В марте по приглашению директора Дома творчества я поехала в Дубулты на открытие нового корпуса. Даже в унылую мартовскую погоду дом сверкал. Номера были действительно очень хороши для работы и отдыха, всюду — звукоизоляция, двойные тамбуры. Девять этажей, два бесшумных лифта, холл на каждом этаже с телевизором и видом на море во всю стену. Богатая библиотека, кинозал, бар, две столовых — одна для писателей без детей, другая — для семейных. Дом этот был воистину интернациональный: его строили на деньги всесоюзного Литфонда, которые стекались от отчислений авторских и от членских взносов писателей всех республик.

Существовал в доме и еще один этаж — десятый, «потайной», в надстройке на крыше — зал со странным расположением окон только на одну сторону. Дело в том, что при рассмотрении проекта «в инстанциях» предъявили требование, чтобы здание не превышало определенной высоты, а из окон нельзя было бы рассмотреть некий военный объект.

Зачем вообще понадобилось такое помещение?

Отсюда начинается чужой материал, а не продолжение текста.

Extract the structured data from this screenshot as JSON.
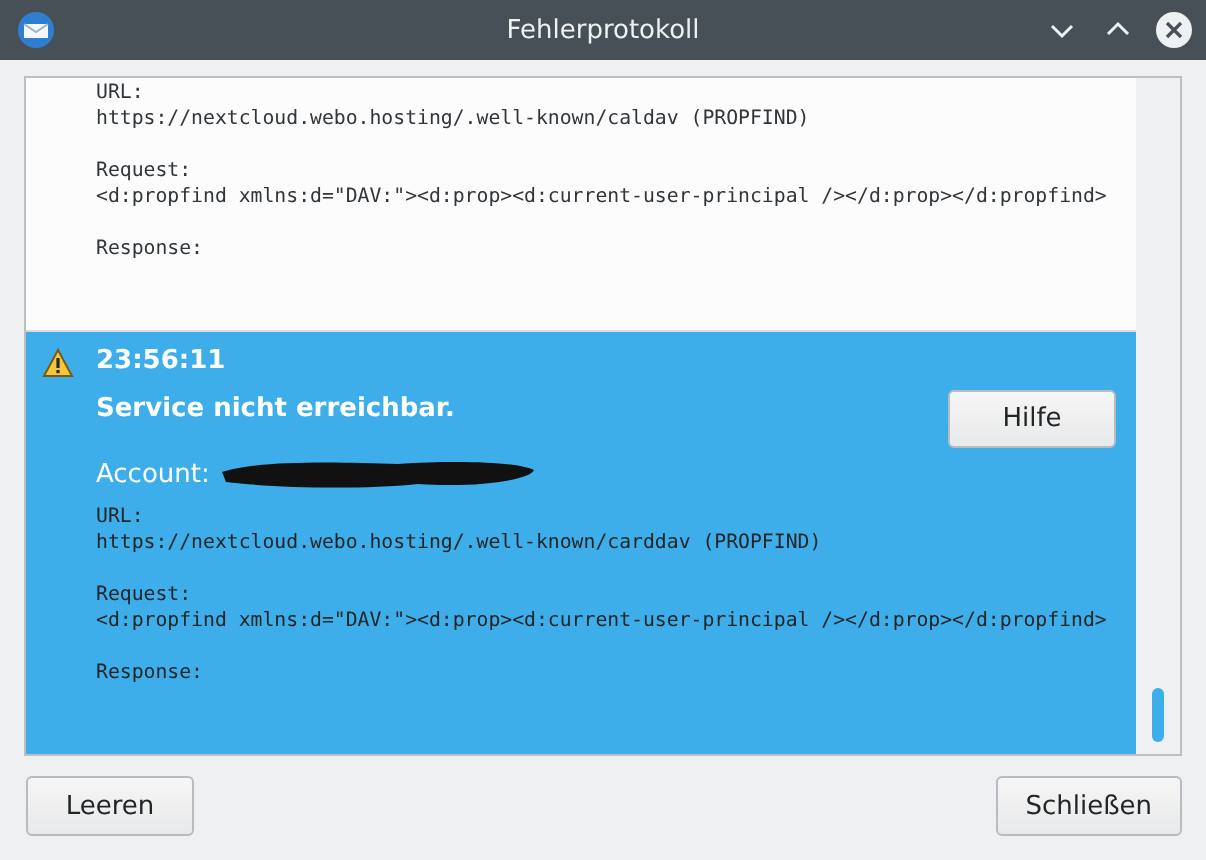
{
  "window": {
    "title": "Fehlerprotokoll"
  },
  "entries": [
    {
      "selected": false,
      "sections": [
        {
          "label": "URL:",
          "value": "https://nextcloud.webo.hosting/.well-known/caldav (PROPFIND)"
        },
        {
          "label": "Request:",
          "value": "<d:propfind xmlns:d=\"DAV:\"><d:prop><d:current-user-principal /></d:prop></d:propfind>"
        },
        {
          "label": "Response:"
        }
      ]
    },
    {
      "selected": true,
      "kind": "warning",
      "time": "23:56:11",
      "message": "Service nicht erreichbar.",
      "account_label": "Account:",
      "account_redacted": true,
      "action": "Hilfe",
      "sections": [
        {
          "label": "URL:",
          "value": "https://nextcloud.webo.hosting/.well-known/carddav (PROPFIND)"
        },
        {
          "label": "Request:",
          "value": "<d:propfind xmlns:d=\"DAV:\"><d:prop><d:current-user-principal /></d:prop></d:propfind>"
        },
        {
          "label": "Response:"
        }
      ]
    }
  ],
  "buttons": {
    "left": "Leeren",
    "right": "Schließen"
  }
}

К тому времени горком партии Юрмалы (Взморья) возглавил некий Руднев, назначенный из Москвы. Он стал активно улучшать облик курорта, строить дороги, приводить в порядок «здравницы». Она даже открыл на берегу залива в Булдури первое варьете «Юрас перле» («Морская жемчужина»), куда стали валом валить отдыхающие. Руднев хорошо усвоил значение благосклонного отношения начальства, отдыхающего в Юрмале, а также известных актеров и литераторов. Он устраивал для них многочисленные приемы, закрывая для простого люда на это время лучшие рестораны. Писатели тоже включились в эту нехитрую систему. В Доме стали появляться именитые гости из Москвы. Для этой цели и нужна была надстройка — для устройства банкетов в честь особо важных персон. Обслуживать банкеты назначили особо проверенную официантку Женю. Она доставляла в банкетный зал закуски и напитки. Лифт работал только до девятого этажа, и дальше Жена волокла по лестнице, укрытой за лифтом, тяжеленные корзины. В обычное время лесенка была заперта — висел тяжеленный замок.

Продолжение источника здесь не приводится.